Bug #92949 add auto_increment column as PK cause RBR replication inconsistent
Submitted: 25 Oct 2018 15:38 Modified: 26 Oct 2018 12:47
Reporter: Fungo Wang (OCA) Email Updates:
Status: Verified Impact on me:
None 
Category:MySQL Server: Row Based Replication ( RBR ) Severity:S3 (Non-critical)
Version:5.6.42, 5.7.24, 8.0.13 OS:Any
Assigned to: CPU Architecture:Any
Tags: auto_increment, pk, RBR

[25 Oct 2018 15:38] Fungo Wang
Description:
This issue comes from one of our customers.
Under RBR replication, If a table without PK is concurrently updated, and an auto_increment column is added to this table as PK after a while of updating. The table on master and slave will be inconsistent with each other.

How to repeat:
A simple repeatable testcase as follow:

```
--source include/master-slave.inc

## Use two concurrent connecitons on master
## Insert in each connection, and make sure the insert order is different
## from commit order.

connect(conn1,localhost,root,,test,$MASTER_MYPORT,);
connect(conn2,localhost,root,,test,$MASTER_MYPORT,);

connection conn1;
create table t1(tid int, name varchar(30), index idx_tid(tid)) engine=InnoDB;

## conn1 insert first
begin;
insert into t1 values (1, 'fun');

## conn2 insert later, but commit first
connection conn2;
begin;
insert into t1 values (2, 'go');
commit;

## but conn1 commit later
connection conn1;
commit;

## check what we have on master and slave
connection master;
select * from t1;

--sync_slave_with_master
connection slave;
select * from t1;

## the above shows records on M and S are in different order

## add a auto_increment column as PK
connection master;
alter table t1 add column id int not null auto_increment primary key;

select * from t1;
checksum table t1;

--sync_slave_with_master
connection slave;
select * from t1;
checksum table t1;

## the above show records on M and S are different now

## do some delete
## we delete 'fun' record on master
connection master;
delete from t1 where name = 'fun';

select * from t1;

--sync_slave_with_master
## but on slave 'go' record is deleted
connection slave;
select * from t1;

## cleanup
connection master;
drop table t1;
--sync_slave_with_master

disconnect conn1;
disconnect conn2;
```

both master and slave with this conf:

```
--gtid-mode=on --enforce-gtid-consistency --log-bin --log-slave-updates --binlog_format=row
```

Suggested fix:
I think there are 2 points that cause this inconsistency.

1. For table without PK, the internal cluster index is ordered as insert order.

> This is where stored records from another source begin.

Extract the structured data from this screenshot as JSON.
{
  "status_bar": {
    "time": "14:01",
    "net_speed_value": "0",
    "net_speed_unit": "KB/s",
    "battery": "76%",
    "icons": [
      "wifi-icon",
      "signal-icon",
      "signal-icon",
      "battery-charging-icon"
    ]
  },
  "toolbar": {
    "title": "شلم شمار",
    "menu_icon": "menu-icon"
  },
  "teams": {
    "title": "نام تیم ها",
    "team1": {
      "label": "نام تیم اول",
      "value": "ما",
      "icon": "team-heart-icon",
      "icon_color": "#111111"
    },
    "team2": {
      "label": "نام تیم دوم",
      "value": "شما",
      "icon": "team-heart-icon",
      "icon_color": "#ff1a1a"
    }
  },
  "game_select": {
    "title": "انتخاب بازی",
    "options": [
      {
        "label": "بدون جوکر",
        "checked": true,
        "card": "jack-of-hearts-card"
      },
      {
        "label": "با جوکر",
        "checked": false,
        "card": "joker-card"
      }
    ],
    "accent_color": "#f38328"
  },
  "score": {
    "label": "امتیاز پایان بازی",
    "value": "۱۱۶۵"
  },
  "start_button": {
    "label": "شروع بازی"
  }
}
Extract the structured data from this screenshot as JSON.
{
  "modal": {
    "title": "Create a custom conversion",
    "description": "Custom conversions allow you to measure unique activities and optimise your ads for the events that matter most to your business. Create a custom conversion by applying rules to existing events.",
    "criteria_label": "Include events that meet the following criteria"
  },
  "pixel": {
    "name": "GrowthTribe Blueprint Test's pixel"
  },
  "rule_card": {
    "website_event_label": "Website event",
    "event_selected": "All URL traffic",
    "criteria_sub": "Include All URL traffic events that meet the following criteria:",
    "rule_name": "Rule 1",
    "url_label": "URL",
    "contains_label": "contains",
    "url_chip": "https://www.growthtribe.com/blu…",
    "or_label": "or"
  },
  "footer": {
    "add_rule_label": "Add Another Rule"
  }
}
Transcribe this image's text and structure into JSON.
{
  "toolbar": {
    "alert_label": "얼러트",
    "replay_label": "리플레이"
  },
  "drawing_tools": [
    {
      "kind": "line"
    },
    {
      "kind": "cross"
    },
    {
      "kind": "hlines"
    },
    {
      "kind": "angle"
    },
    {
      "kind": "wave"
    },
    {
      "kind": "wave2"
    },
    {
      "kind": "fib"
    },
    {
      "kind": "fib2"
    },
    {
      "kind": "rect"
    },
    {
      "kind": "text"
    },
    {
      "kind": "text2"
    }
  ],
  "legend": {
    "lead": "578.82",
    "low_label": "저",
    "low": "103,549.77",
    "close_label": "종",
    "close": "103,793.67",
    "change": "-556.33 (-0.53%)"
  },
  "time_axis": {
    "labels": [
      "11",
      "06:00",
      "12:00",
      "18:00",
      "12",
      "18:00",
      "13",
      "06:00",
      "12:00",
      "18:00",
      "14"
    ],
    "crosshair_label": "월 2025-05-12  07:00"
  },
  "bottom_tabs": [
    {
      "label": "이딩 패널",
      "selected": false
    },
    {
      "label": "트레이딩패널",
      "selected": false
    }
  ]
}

In the above scenario, master and slave have different order, so the data is organized in different order, which is not a big deal in normal case. 
But when the auto_incremental column is added, and PK is create on this column, the whole table is rebuild. The auto_increment value is assigned monotonically increasing, corresponding to the internal cluster index order. So the same auto_increment PK value mapped to different business data.

2. For RBR replication, if PK exists, Update/Delete row lookup is based on PK values, they other columns are not considered, as long as we can fetch data from engine according PK.

I'm not sure whether this is a bug or incorrect usage of MySQL.
But I think we can do some improvements to the RBR row lookup logic, if we found match PK, but they other fields are mismatching, an error or warning should be emitted in error log to notify user about such inconsistency.
[26 Oct 2018 12:47] MySQL Verification Team
Hello Fungo Wang,

Thank you for the report and test case.
Observed with 5.7.24/8.0.13 build.

regards,
Umesh
[5 Nov 2018 11:52] Sven Sandberg
Posted by developer:
 
Workaround:

    # Instead of ALTER TABLE t ADD COLUMN
    # c INT NOT NULL AUTO_INCREMENT PRIMARY KEY:

    ALTER TABLE t ADD COLUMN c INT NOT NULL;
    SET @c = 0;
    UPDATE t SET c = (@c := @c + 1);
    ALTER TABLE t ADD PRIMARY KEY(c);
    ALTER TABLE t CHANGE c c INT NOT NULL AUTO_INCREMENT;

The update will generate row events, so slave will apply this deterministically.